4.1. Results on CIFAR10

We compare FTSO to existing state-of-the-art NAS methods in Table 3. In the experiment, we only search for the topology with skip-connections and then replace them all with

3 \times 3

separable convolutions. The reason that we do not adopt

5 \times 5

separable convolutions is that the pre-processed input images do not have enough resolutions, and the network is rather deep. After a few layers, the convolution’s receptive field becomes larger than the whole image. At that time, larger convolutional kernels may not bring benefits. Instead, the extra parameters brought by the larger kernel size may lead to over-fitting.

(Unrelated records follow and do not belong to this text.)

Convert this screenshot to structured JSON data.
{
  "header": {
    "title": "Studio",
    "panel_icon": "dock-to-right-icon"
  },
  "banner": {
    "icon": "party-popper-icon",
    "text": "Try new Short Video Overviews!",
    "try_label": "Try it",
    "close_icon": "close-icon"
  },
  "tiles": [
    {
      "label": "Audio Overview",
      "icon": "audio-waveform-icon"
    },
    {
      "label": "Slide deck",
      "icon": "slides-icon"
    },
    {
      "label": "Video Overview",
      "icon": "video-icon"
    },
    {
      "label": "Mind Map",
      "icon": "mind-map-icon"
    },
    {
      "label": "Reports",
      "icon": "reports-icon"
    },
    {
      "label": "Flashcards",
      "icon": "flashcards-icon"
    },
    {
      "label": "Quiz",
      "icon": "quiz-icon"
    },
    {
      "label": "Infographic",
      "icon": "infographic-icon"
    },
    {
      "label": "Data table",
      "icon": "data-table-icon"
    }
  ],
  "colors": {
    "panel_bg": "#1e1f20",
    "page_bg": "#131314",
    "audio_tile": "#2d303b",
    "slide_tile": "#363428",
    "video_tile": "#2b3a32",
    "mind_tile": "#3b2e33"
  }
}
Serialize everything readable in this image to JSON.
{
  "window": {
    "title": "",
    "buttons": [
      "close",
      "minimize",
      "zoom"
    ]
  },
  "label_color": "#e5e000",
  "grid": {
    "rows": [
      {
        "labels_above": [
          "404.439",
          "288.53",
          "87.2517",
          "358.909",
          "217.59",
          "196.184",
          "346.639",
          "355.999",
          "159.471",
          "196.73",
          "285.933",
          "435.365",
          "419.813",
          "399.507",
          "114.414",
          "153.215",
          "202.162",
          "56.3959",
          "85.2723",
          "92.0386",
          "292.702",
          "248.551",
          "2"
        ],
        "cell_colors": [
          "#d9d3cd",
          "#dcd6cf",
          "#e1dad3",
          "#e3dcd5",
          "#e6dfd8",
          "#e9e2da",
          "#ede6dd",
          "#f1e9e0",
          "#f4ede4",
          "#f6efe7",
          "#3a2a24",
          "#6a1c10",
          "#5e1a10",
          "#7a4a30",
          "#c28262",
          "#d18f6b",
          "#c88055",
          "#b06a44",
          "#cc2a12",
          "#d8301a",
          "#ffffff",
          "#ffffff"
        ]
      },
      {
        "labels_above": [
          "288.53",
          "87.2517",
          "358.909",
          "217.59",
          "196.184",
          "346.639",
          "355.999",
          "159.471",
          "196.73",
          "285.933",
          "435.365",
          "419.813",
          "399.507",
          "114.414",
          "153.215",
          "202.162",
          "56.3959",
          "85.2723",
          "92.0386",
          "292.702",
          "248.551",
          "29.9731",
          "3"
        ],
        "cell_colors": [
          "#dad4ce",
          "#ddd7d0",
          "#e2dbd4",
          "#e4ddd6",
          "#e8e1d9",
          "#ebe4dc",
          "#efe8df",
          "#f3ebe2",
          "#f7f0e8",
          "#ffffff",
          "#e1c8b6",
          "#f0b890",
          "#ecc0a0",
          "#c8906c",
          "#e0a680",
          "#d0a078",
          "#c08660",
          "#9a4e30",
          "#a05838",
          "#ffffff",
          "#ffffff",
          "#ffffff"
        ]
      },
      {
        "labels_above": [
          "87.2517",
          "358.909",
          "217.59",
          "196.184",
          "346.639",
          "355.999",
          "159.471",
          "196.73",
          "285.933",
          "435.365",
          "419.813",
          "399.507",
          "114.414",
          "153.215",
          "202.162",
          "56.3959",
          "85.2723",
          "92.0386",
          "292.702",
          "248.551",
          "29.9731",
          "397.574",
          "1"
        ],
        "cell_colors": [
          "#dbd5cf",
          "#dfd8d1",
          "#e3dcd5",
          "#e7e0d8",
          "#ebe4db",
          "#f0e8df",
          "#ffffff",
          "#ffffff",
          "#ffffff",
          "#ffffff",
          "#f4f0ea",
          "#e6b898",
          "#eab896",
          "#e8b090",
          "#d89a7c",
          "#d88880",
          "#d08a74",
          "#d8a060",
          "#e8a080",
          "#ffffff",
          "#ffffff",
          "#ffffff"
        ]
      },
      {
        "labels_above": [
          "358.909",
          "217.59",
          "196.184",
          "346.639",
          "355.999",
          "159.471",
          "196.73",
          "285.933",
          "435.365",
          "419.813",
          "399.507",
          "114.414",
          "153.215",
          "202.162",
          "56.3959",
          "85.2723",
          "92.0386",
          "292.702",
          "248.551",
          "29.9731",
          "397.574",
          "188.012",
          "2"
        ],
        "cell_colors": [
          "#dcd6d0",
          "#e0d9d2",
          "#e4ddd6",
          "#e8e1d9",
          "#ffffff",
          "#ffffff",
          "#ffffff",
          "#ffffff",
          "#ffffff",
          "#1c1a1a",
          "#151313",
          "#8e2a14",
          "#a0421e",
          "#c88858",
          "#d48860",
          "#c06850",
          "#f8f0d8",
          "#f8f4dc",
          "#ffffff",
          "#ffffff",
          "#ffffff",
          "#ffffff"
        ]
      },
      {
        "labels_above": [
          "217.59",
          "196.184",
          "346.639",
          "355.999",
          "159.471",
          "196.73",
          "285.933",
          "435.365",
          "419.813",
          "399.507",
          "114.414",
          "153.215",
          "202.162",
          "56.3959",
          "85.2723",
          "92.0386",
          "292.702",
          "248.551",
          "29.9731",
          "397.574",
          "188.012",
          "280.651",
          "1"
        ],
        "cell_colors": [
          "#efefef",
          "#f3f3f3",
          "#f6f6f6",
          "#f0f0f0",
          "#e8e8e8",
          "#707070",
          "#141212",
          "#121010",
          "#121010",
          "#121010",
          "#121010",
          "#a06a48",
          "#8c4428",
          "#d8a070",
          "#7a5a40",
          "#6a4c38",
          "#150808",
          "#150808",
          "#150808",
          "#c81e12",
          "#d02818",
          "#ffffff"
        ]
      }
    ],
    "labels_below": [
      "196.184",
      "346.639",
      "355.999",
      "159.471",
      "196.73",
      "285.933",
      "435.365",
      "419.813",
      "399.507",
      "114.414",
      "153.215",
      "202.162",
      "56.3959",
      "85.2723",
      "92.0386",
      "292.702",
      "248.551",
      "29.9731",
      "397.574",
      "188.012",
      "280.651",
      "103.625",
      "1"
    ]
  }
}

On the other hand, suppose both the image’s resolution and the dataset’s scale are big enough and the evaluation period is adequate, the

5 \times 5

separable convolution might be a better choice. The found architecture after one epoch’s search is shown in Figure 2. Due to FTSO containing only a few trainable parameters, it can even achieve comparable accuracy to PC-DARTS with only a one-time gradient update. Under this configuration, a mere

0.68

seconds are required and

99.993 %

of the search time is saved. In addition, as shown in Table 1, when the topology is searched with powerful operators for a long period, an additional operator search usually helps. However, when we search for the topology with simple operators for a short period, omitting the operator search may lead to better results. This is because with simple operators and very few updates, the found topology can already generalize quite well.

4.2. Results on ImageNet

On ImageNet, we use similar configurations to those on CIFAR10. When searching, we have two configurations. The detailed configurations are shown in the Appendices. Our experiments in Table 3 show that FTSO is significantly superior to existing methods in both efficiency and effectiveness. The found architectures after one epoch’s search on CIFAR10 and the entire ImageNet are shown in Figure 2.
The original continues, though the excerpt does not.